Find courses available for Virtual Instructor Led Training through latest video conferencing technology.
Source: U.S. Energy Information Administration, based on Bloomberg L.P. data
Note: All prices except West Texas Intermediate (Cushing) are spot prices.
The New York Mercantile Exchange (NYMEX) front-month futures contract for West Texas Intermediate (WTI), the most heavily used crude oil price benchmark in North America, saw its largest and swiftest decline ever on April 20, 2020, dropping as low as -$40.32 per barrel (b) during intraday trading before closing at -$37.63/b. Prices have since recovered, and even though the market event proved short-lived, the incident is useful for highlighting the interconnectedness of the wider North American crude oil market.
Changes in the NYMEX WTI price can affect other price markers across North America because of physical market linkages such as pipelines—as with the WTI Midland price—or because a specific price is based on a formula—as with the Maya crude oil price. This interconnectedness led other North American crude oil spot price markers to also fall below zero on April 20, including WTI Midland, Mars, West Texas Sour (WTS), and Bakken Clearbrook. However, the usefulness of the NYMEX WTI to crude oil market participants as a reference price is limited by several factors.
Source: U.S. Energy Information Administration
First, NYMEX WTI is geographically specific because it is physically redeemed (or settled) at storage facilities located in Cushing, Oklahoma, and so it is influenced by events that may not reflect the wider market. The April 20 WTI price decline was driven in part by a local deficit of uncommitted crude oil storage capacity in Cushing. Similarly, while the price of the Bakken Guernsey marker declined to -$38.63/b, the price of Louisiana Light Sweet—a chemically comparable crude oil—decreased to $13.37/b.

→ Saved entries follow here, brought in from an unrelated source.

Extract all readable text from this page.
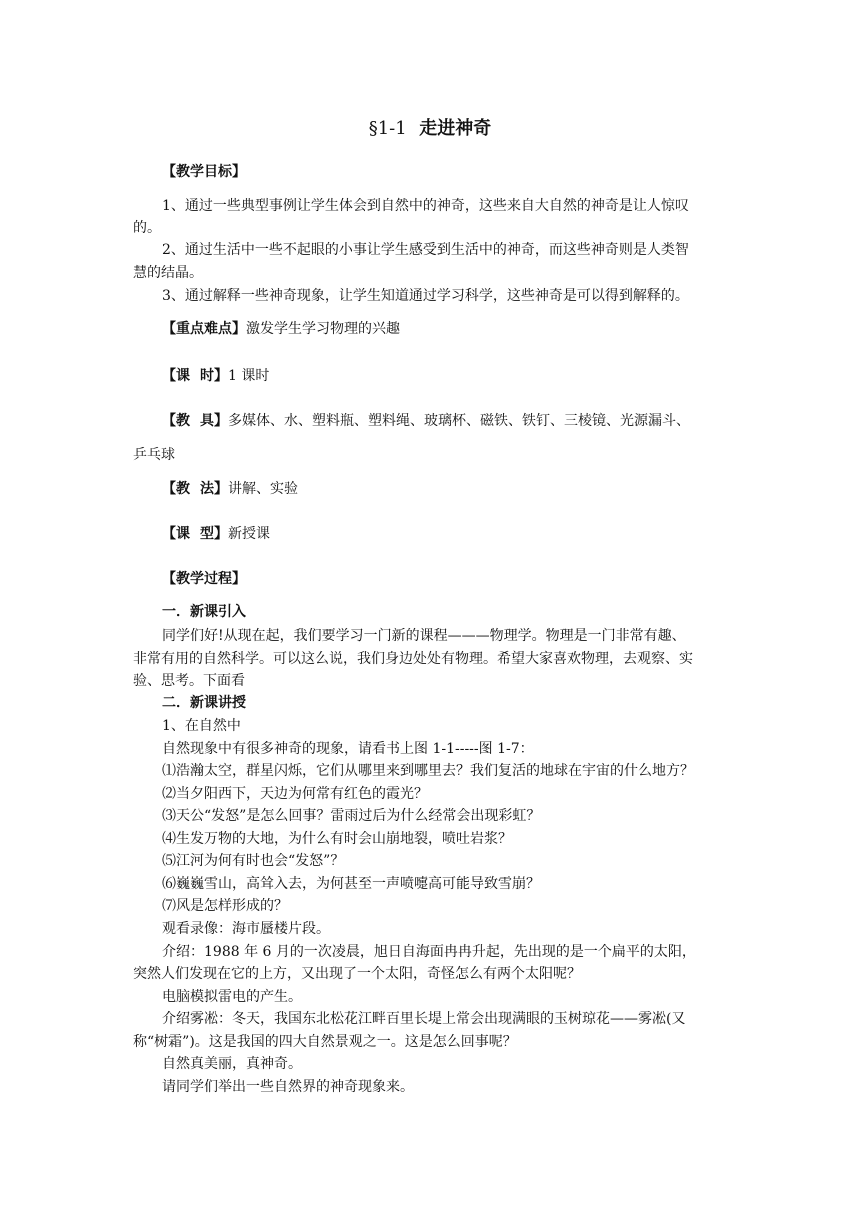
§1-1 走进神奇
【教学目标】
1、通过一些典型事例让学生体会到自然中的神奇，这些来自大自然的神奇是让人惊叹
的。
2、通过生活中一些不起眼的小事让学生感受到生活中的神奇，而这些神奇则是人类智
慧的结晶。
3、通过解释一些神奇现象，让学生知道通过学习科学，这些神奇是可以得到解释的。
【重点难点】激发学生学习物理的兴趣
【课 时】1 课时
【教 具】多媒体、水、塑料瓶、塑料绳、玻璃杯、磁铁、铁钉、三棱镜、光源漏斗、
乒乓球
【教 法】讲解、实验
【课 型】新授课
【教学过程】
一．新课引入
同学们好!从现在起，我们要学习一门新的课程———物理学。物理是一门非常有趣、
非常有用的自然科学。可以这么说，我们身边处处有物理。希望大家喜欢物理，去观察、实
验、思考。下面看
二．新课讲授
1、在自然中
自然现象中有很多神奇的现象，请看书上图 1-1-----图 1-7：
⑴浩瀚太空，群星闪烁，它们从哪里来到哪里去？我们复活的地球在宇宙的什么地方？
⑵当夕阳西下，天边为何常有红色的霞光？
⑶天公“发怒”是怎么回事？雷雨过后为什么经常会出现彩虹？
⑷生发万物的大地，为什么有时会山崩地裂，喷吐岩浆？
⑸江河为何有时也会“发怒”？
⑹巍巍雪山，高耸入去，为何甚至一声喷嚏高可能导致雪崩？
⑺风是怎样形成的？
观看录像：海市蜃楼片段。
介绍：1988 年 6 月的一次凌晨，旭日自海面冉冉升起，先出现的是一个扁平的太阳，
突然人们发现在它的上方，又出现了一个太阳，奇怪怎么有两个太阳呢？
电脑模拟雷电的产生。
介绍雾凇：冬天，我国东北松花江畔百里长堤上常会出现满眼的玉树琼花——雾凇(又
称“树霜”)。这是我国的四大自然景观之一。这是怎么回事呢？
自然真美丽，真神奇。
请同学们举出一些自然界的神奇现象来。
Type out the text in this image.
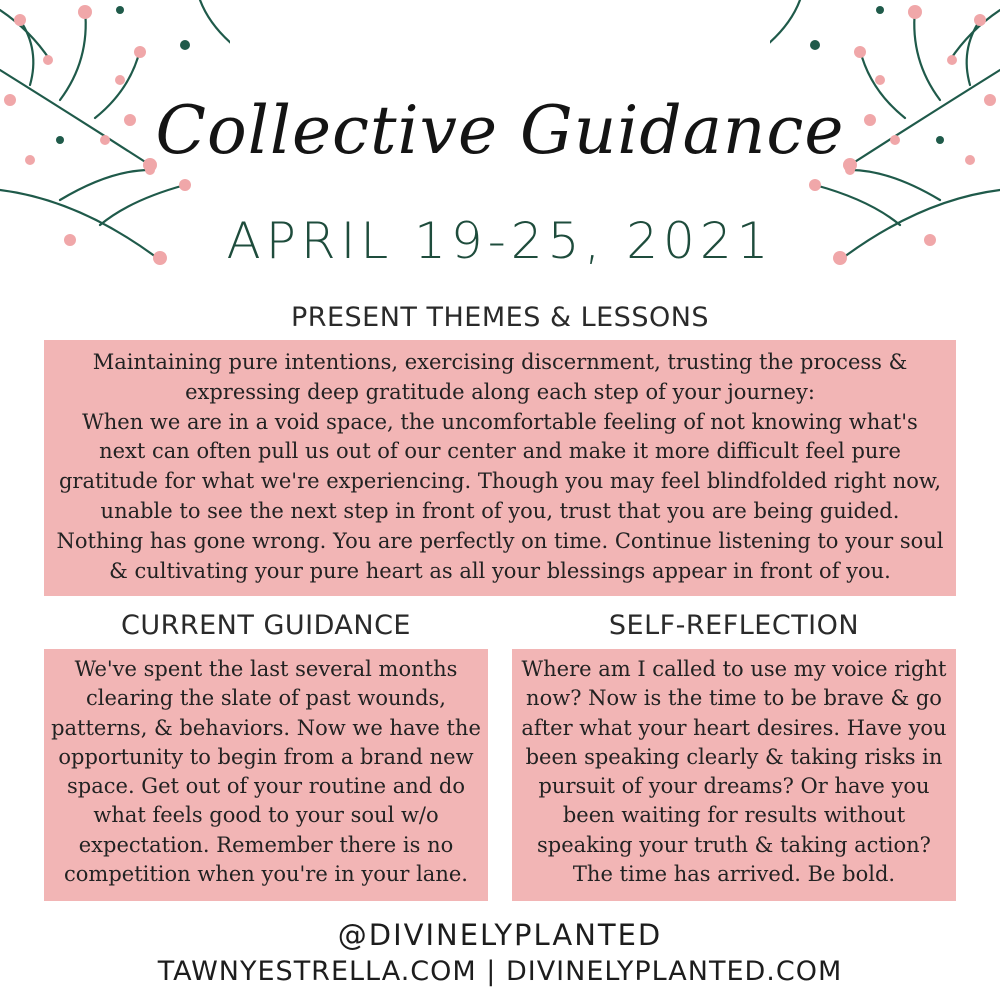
Collective Guidance
APRIL 19-25, 2021
PRESENT THEMES & LESSONS

Maintaining pure intentions, exercising discernment, trusting the process & expressing deep gratitude along each step of your journey:

When we are in a void space, the uncomfortable feeling of not knowing what's next can often pull us out of our center and make it more difficult feel pure gratitude for what we're experiencing. Though you may feel blindfolded right now, unable to see the next step in front of you, trust that you are being guided. Nothing has gone wrong. You are perfectly on time. Continue listening to your soul & cultivating your pure heart as all your blessings appear in front of you.

CURRENT GUIDANCE

We've spent the last several months clearing the slate of past wounds, patterns, & behaviors. Now we have the opportunity to begin from a brand new space. Get out of your routine and do what feels good to your soul w/o expectation. Remember there is no competition when you're in your lane.

SELF-REFLECTION

Where am I called to use my voice right now? Now is the time to be brave & go after what your heart desires. Have you been speaking clearly & taking risks in pursuit of your dreams? Or have you been waiting for results without speaking your truth & taking action? The time has arrived. Be bold.

@DIVINELYPLANTED
TAWNYESTRELLA.COM | DIVINELYPLANTED.COM
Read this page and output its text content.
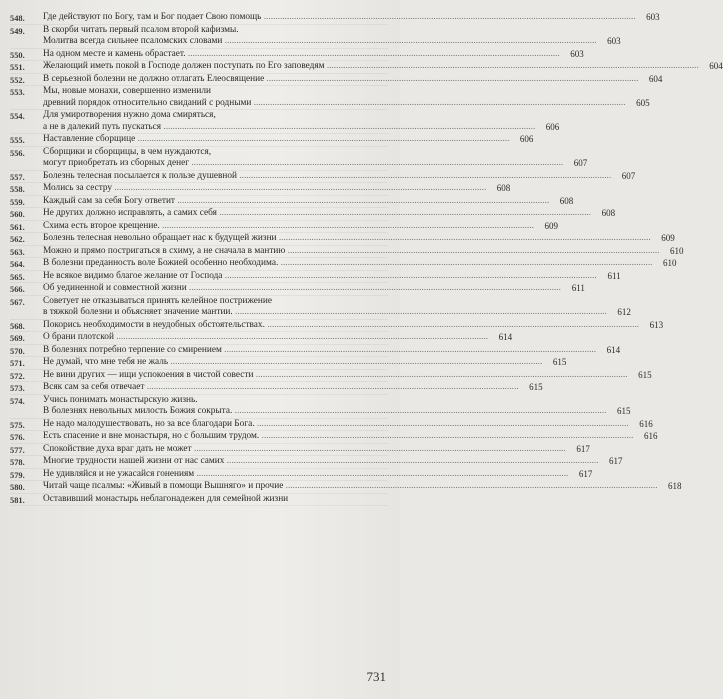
548.	Где действуют по Богу, там и Бог подает Свою помощь ................................................................................................................................................................	603
549.	В скорби читать первый псалом второй кафизмы.
Молитва всегда сильнее псаломских словами ................................................................................................................................................................	603
550.	На одном месте и камень обрастает. ................................................................................................................................................................	603
551.	Желающий иметь покой в Господе должен поступать по Его заповедям ................................................................................................................................................................	604
552.	В серьезной болезни не должно отлагать Елеосвящение ................................................................................................................................................................	604
553.	Мы, новые монахи, совершенно изменили
древний порядок относительно свиданий с родными ................................................................................................................................................................	605
554.	Для умиротворения нужно дома смиряться,
а не в далекий путь пускаться ................................................................................................................................................................	606
555.	Наставление сборщице ................................................................................................................................................................	606
556.	Сборщики и сборщицы, в чем нуждаются,
могут приобретать из сборных денег ................................................................................................................................................................	607
557.	Болезнь телесная посылается к пользе душевной ................................................................................................................................................................	607
558.	Молись за сестру ................................................................................................................................................................	608
559.	Каждый сам за себя Богу ответит ................................................................................................................................................................	608
560.	Не других должно исправлять, а самих себя ................................................................................................................................................................	608
561.	Схима есть второе крещение. ................................................................................................................................................................	609
562.	Болезнь телесная невольно обращает нас к будущей жизни ................................................................................................................................................................	609
563.	Можно и прямо постригаться в схиму, а не сначала в мантию ................................................................................................................................................................	610
564.	В болезни преданность воле Божией особенно необходима. ................................................................................................................................................................	610
565.	Не всякое видимо благое желание от Господа ................................................................................................................................................................	611
566.	Об уединенной и совместной жизни ................................................................................................................................................................	611
567.	Советует не отказываться принять келейное пострижение
в тяжкой болезни и объясняет значение мантии. ................................................................................................................................................................	612
568.	Покорись необходимости в неудобных обстоятельствах. ................................................................................................................................................................	613
569.	О брани плотской ................................................................................................................................................................	614
570.	В болезнях потребно терпение со смирением ................................................................................................................................................................	614
571.	Не думай, что мне тебя не жаль ................................................................................................................................................................	615
572.	Не вини других — ищи успокоения в чистой совести ................................................................................................................................................................	615
573.	Всяк сам за себя отвечает ................................................................................................................................................................	615
574.	Учись понимать монастырскую жизнь.
В болезнях невольных милость Божия сокрыта. ................................................................................................................................................................	615
575.	Не надо малодушествовать, но за все благодари Бога. ................................................................................................................................................................	616
576.	Есть спасение и вне монастыря, но с большим трудом. ................................................................................................................................................................	616
577.	Спокойствие духа враг дать не может ................................................................................................................................................................	617
578.	Многие трудности нашей жизни от нас самих ................................................................................................................................................................	617
579.	Не удивляйся и не ужасайся гонениям ................................................................................................................................................................	617
580.	Читай чаще псалмы: «Живый в помощи Вышняго» и прочие ................................................................................................................................................................	618
581.	Оставивший монастырь неблагонадежен для семейной жизни
731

Second, NYMEX WTI is chemically specific, meaning to be graded as WTI by NYMEX, a crude oil must fall within the acceptable ranges of 12 different physical characteristics such as density, sulfur content, acidity, and purity. NYMEX WTI can therefore be unsuitable as a price for crude oils with characteristics outside these specific ranges.
Finally, NYMEX WTI is time specific. As a futures contract, the price of a NYMEX WTI contract is the price to deliver 1,000 barrels of crude oil within a specific month in the future (typically at least 10 days). The last day of trading for the May 2020 contract, for instance, was April 21, with physical delivery occurring between May 1 and May 31. Some market participants, however, may prefer more immediate delivery than a NYMEX WTI futures contract provides. Consequently, these market participants will instead turn to shorter-term spot price alternatives.
Taken together, these attributes help to explain the variety of prices used in the North American crude oil market. These markers price most of the crude oils commonly used by U.S. buyers and cover a wide geographic area.